Venezuela : Syndicalisme autonome ou domestiqué par l’État ?




Le chavisme a étouffé l’expression autonome des mouvements sociaux, contraints d’aligner leurs agenda sur celui du gouvernement. Si la contestation sociale déborde aujourd’hui de ces cadres, une véritable culture d’indépendance reste à bâtir.

En 2003, pour concurrencer la Confédération des travailleurs du Venezuela (CTV), inféodée au patronat, l’État a aidé au lancement de ­l’Union nationale des travailleurs (UNT)… créant une nouvelle bureaucratie à ses ordres. Des poches de dissidence existent cependant au sein de l’UNT, comme le Courant classiste, unitaire, révolutionnaire et autonome (C-CURA). Celui-ci est notamment actif au sein de la puissante fédération des travailleurs du pétrole (FUTPV) – 67 000 syndiqué.es sur
les 108 000 salarié.es de PDVSA, la grande entreprise pétrolière du pays. Dans une récente interview à Quintodia.net, José Bodas, secrétaire de la FUTPV, a estimé que « la bureaucratie syndicale et la technocratie de PDVSA se défendent mutuellement afin de maintenir leurs privilèges respectifs. […] Avoir des responsables syndicaux qui sont aussi membres de la direction de PDVSA n’aide pas. […] Notre courant C-CURA appelle à constituer des comités de base et à exiger des négociations collectives ainsi que l’organisation d’élections au sein de la FUTPV et des syndicats de base. »
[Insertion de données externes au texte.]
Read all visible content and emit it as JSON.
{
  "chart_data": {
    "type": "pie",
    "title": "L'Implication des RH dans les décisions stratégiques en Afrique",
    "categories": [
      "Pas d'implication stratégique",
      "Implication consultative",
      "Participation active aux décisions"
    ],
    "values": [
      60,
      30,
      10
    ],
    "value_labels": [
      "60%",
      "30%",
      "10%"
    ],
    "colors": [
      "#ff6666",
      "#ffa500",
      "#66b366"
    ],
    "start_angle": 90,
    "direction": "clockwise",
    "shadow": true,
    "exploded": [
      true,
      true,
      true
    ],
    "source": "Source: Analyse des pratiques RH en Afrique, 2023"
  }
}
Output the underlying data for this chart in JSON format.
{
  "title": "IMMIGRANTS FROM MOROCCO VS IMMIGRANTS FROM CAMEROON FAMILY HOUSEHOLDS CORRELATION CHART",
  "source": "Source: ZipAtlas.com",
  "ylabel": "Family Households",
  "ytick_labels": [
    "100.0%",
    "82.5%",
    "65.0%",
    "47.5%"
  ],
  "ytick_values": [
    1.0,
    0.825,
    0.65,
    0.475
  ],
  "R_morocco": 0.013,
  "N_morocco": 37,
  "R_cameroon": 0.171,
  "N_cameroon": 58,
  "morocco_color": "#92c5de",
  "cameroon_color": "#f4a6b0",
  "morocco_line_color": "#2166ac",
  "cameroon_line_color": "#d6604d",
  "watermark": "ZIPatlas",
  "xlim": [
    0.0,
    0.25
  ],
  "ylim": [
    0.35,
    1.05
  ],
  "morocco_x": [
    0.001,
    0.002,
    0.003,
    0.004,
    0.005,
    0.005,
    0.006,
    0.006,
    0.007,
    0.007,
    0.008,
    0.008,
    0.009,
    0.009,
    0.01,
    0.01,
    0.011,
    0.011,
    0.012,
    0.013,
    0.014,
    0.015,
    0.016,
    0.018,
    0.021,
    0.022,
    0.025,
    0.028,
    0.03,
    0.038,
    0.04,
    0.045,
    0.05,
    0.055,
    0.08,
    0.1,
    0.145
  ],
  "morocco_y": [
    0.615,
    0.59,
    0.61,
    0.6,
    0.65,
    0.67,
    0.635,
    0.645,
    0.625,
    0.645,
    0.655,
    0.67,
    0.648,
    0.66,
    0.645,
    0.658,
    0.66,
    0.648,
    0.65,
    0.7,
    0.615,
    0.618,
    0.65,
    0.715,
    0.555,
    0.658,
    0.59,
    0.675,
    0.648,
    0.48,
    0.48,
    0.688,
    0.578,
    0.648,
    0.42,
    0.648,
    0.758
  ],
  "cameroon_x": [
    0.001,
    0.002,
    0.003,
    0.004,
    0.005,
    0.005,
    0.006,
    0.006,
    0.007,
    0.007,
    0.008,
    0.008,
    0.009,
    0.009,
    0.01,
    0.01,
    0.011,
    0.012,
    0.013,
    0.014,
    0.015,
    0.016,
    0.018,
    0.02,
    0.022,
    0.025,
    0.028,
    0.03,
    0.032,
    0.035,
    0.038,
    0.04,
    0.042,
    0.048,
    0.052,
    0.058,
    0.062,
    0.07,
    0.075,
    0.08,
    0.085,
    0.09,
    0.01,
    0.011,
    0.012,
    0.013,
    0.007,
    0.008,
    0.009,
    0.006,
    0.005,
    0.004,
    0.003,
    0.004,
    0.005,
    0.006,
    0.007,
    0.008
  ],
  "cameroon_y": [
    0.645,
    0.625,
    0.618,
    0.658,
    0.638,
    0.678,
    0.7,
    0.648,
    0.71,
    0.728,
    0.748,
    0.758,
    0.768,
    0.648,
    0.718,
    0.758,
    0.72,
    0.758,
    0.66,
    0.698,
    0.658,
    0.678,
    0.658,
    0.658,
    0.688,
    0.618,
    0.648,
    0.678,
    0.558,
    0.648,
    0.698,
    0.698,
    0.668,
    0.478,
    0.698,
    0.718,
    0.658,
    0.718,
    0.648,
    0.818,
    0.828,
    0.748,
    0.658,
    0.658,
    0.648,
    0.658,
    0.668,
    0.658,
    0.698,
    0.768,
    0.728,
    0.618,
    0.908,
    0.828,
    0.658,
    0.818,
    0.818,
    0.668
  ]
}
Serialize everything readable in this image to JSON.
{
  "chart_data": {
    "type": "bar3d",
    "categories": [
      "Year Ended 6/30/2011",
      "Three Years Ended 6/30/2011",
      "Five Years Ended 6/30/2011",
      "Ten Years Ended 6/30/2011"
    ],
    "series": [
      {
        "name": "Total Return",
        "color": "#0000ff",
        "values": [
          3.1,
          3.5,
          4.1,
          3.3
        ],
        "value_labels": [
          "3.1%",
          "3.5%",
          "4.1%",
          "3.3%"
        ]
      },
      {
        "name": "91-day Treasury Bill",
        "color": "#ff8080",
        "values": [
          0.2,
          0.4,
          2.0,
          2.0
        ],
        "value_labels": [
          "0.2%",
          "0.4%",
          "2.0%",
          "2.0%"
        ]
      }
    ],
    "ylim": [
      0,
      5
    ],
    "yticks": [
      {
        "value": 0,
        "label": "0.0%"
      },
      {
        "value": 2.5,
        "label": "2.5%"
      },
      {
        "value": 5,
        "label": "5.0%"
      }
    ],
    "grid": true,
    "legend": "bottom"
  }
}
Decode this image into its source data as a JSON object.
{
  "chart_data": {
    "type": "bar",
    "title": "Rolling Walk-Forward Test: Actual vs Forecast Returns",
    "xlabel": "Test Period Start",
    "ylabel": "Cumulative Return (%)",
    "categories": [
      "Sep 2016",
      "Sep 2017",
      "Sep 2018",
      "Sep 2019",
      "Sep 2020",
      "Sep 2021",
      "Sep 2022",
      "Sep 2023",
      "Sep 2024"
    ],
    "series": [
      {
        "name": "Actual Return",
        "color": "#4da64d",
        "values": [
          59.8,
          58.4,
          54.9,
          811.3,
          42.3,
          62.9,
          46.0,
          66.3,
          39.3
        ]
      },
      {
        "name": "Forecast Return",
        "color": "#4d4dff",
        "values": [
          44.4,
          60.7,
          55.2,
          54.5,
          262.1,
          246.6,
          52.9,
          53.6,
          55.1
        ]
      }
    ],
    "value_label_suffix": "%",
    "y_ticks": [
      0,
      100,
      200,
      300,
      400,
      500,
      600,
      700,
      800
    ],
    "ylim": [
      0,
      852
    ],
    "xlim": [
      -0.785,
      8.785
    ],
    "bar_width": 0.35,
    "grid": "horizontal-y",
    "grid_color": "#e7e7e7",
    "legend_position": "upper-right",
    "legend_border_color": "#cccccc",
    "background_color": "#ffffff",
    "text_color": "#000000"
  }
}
Au-delà de la C-CURA, plusieurs syndicats de base maintiennent une pratique de classe ; ceux-ci appelaient par exemple à la grève générale les 26 et 27 août, pour l’obtention d’un salaire minimum décent, pour les droits à la santé et l’éducation ­gratuites, et pour que le pétrole ­redevienne « 100% vénézuélien ». S’il est avéré que certains arrêts de travail sont en fait téléguidés par les forces patronales et réactionnaires, il serait absurde de généraliser comme l’a fait Maduro lorsqu’en mai 2013 il a traité les syndicalistes en lutte de ­l’aciérie nationalisée Sidor de « voyous » et d’« anarcho-syndicalistes » !

On ne peut qu’adhérer à ce qu’expliquait à l’automne 2016 le sociologue uruguayen Raúl Zibechi dans la revue de la CGT espagnole Libre Pensamiento : « Ceux qui comme nous pensent que ce sont les mouvements sociaux de base qui transforment les réalités, et pas les gouvernements, doivent miser sur la fin de l’hégémonie du bolivarisme pour la simple raison qu’elle empêche l’émergence d’identités politiques différentes que celles dictées par la polarisation chavisme-antichavisme. » Zibechi appelait, de façon plus générale, à la « restauration complète de l’autonomie et de la belligérance des mouvements sociaux [...] en fonctionnant de manière autogérée, en rejetant les médiations et sans placer nos luttes sur la voie électorale, en refusant d’être les marchepieds d’un parti politique ».